I think of both patterns and techniques as the ways that elements interact with each other. The patterns are the strategies that produce an overall outcome while the techniques are the specific tactics that refine this outcome. The intrinsic characteristics of the specific elements selected offer a custom “solution to the design problem”. In this way, the design moves from patterns to details. This post will focus on patterns; the next on techniques.

A pattern is essentially a ordered arrangement of objects or events in time or in space.As we create a new system or modify an existing one, we create or change the rules that order the arrangement. Some of the physical patterns typically discussed in permaculture are:

- waves
- scattered distribution
- branches
- lobes or keyholes
- spirals
- nets
- tiles

We like to marvel and reflect on these patterns, but many of them are not really implemented meaningfully into design. One sees many scatter, branch, flow and lobe patterns in design but very few waves, spirals, nets or tiles. 99% of the time when I’ve seen spiral, it been an herb spiral. i think we have a way to go to fully understand the benefits and methods of incorporating these patterns into our designs.

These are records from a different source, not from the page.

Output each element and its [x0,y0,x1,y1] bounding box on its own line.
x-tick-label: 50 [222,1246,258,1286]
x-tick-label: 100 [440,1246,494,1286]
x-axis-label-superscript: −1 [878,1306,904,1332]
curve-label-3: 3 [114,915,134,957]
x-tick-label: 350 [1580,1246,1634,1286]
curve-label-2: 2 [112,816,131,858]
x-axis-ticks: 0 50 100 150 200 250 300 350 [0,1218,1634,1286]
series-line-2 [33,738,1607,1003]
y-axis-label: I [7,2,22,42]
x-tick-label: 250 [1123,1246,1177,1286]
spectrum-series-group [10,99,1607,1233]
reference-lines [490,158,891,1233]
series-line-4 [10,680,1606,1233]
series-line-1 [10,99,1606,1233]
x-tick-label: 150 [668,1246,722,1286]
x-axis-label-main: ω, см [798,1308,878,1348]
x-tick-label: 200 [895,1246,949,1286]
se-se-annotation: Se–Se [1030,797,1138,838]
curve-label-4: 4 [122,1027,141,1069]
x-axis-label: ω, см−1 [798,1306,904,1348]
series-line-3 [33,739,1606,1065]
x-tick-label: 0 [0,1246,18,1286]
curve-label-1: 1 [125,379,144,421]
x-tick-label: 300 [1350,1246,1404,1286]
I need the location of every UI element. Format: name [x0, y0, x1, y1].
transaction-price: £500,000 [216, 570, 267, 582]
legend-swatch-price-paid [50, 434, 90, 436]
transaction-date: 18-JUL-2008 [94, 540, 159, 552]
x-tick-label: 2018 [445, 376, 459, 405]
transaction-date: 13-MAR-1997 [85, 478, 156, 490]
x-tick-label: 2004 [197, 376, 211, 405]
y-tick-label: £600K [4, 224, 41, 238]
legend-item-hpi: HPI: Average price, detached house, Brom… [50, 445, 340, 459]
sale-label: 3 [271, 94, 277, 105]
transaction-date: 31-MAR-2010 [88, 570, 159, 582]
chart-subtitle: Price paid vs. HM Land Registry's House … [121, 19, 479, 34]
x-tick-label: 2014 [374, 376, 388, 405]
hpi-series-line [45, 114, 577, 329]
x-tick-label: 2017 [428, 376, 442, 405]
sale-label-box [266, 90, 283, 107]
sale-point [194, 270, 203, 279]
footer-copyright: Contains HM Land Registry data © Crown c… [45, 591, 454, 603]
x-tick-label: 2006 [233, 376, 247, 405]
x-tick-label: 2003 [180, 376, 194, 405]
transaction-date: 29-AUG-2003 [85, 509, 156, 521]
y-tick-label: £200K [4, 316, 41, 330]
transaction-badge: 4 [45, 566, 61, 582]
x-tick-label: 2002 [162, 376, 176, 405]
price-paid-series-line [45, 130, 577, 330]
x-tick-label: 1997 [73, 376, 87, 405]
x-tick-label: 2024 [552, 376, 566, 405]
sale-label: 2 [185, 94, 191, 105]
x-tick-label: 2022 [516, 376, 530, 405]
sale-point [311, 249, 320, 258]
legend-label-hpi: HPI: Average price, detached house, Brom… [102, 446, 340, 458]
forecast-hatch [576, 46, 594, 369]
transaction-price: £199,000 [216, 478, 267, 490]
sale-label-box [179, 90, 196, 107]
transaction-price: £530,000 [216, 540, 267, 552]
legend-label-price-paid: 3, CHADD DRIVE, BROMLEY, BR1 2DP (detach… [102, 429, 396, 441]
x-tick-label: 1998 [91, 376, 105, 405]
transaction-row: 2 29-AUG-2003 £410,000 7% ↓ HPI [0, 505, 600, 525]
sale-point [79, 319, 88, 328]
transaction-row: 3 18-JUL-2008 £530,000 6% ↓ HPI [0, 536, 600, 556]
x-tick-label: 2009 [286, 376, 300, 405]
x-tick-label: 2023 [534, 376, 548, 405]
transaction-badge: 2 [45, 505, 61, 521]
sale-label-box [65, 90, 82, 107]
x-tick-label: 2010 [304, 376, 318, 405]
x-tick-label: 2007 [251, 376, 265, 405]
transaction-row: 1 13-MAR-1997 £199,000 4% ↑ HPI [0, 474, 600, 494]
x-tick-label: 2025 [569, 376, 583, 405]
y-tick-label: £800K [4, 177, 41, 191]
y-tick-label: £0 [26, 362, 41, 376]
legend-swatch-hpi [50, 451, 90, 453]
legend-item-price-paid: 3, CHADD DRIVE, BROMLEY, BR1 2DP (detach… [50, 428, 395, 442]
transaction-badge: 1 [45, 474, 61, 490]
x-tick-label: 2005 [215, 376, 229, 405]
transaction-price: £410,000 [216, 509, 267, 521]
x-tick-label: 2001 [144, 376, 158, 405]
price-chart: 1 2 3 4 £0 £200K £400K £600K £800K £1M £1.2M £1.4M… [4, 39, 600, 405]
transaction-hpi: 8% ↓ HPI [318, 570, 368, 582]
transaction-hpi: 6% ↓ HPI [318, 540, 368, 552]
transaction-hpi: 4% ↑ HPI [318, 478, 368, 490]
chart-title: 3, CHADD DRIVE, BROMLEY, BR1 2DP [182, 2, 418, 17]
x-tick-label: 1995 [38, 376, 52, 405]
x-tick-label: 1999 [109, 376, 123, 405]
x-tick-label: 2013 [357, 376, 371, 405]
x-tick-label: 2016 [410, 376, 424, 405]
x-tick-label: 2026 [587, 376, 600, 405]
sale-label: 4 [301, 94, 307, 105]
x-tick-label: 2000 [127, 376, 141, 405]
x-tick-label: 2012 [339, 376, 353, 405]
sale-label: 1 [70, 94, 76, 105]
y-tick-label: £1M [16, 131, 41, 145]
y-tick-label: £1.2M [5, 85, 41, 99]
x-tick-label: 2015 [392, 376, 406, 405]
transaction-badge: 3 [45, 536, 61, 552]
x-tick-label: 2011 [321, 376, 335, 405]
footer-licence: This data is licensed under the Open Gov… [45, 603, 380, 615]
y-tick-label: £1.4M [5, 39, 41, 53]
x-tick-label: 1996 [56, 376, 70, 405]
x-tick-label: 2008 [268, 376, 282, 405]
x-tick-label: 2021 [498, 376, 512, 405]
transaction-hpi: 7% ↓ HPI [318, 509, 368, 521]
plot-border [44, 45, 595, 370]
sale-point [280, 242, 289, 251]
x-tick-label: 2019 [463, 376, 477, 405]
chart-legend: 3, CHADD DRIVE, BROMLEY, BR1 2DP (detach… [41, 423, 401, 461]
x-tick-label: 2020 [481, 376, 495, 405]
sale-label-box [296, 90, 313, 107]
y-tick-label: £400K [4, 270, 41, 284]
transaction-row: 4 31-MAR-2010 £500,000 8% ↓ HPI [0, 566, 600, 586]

Another type of “pattern” is the practice of taking action first at the highest levels of permanence discussed in two earlier posts. In my PDC these levels of permanence were presented as:

- climate
- landform
- water and erosion
- zoning and legal systems
- buildings and infrastructure
- access and circulation
- zones of use
- wildlife and vegetation
- soil
- microclimates
- aesthetics

Changing features at the “top” of the list produces greater impacts than those at the bottom, so a thoughtful design will find and address landform issues for example before tacking vegetation issues. Changing features at the “top” of the list also takes more effort or resources, so one may choose to leave them as they are and select elements better suited for the environment as is.

Another type of “pattern” is the method of completing the design process. This is circular pattern that moves through time (or maybe a better description is a coil or a spiral). Reciprocity between elements typified in guild design is another circular pattern where the circulation occurs between elements in physical space. Yet another is the repeatable pattern that an ecosystem exhibits as it changes over time from a immature to a mature one.

Here some of the more typical sources of information on patterns:

- A Pattern Language is a 1977 book by Christopher Alexander and others on architecture, urban design and community. Permacultursts are trying to expand the concept of patterns as described in this work to define ecological design patterns:
- The book Edible Forest Garden volume 2 presents 57 patterns for use in developing the forest garden.
- Also see link to Forest Gardening: Vision and Patterns that provides a map of these pattern as a pdf to download. Thanks Appleseed Permaculture LLC.
- Decoding Pattern Part 1 is a great article from Big Sky Permaculture. Unfortunately, there is no part two.

I think of these as the primary permaculture principles that deal with patterns, system behavior and reciprocity.

**Apply self-regulation and accept feedback**– We need to discourage inappropriate activity to make sure that systems can continue to function well.**Produce no waste**– By valuing and making use of all the resources that are available to us, nothing goes to waste.**Design from patterns to details**– By stepping back, we can observe patterns in nature and society. These can form the backbone of our designs, with the details filled in as we go.**Integrate rather than segregate**– By putting the right things in the right place, relationships develop between those things and they work together to support each other.

Interesting piece, how does this conversation relate to the mathematical idea of “fractals”?

As a non-mathematician, my understanding of fractals is very superficial but here’s my attempt at an answer. Mathematically, fractals are mathematical sets of equations (often displayed through geometric forms) that display a self-similar structure over a finite range. To the non-mathematician, we identify patterns that appear the same from near as from far as fractal. A number of the physical patterns described in this post are commonly described as fractal; clouds, spirals, branching patterns, random distributions. See Patterns in Nature here for wonderful examples by a photographer.

Christopher Alexander said “Each pattern describes a problem which occurs over and over again and again in our environment, and then describes the core of the solution to that problem, in such a way that you can use this solution a million times over, without ever doing it the same way twice.”

Fractals point to the mathematical roots of nature’s solution to common design problems.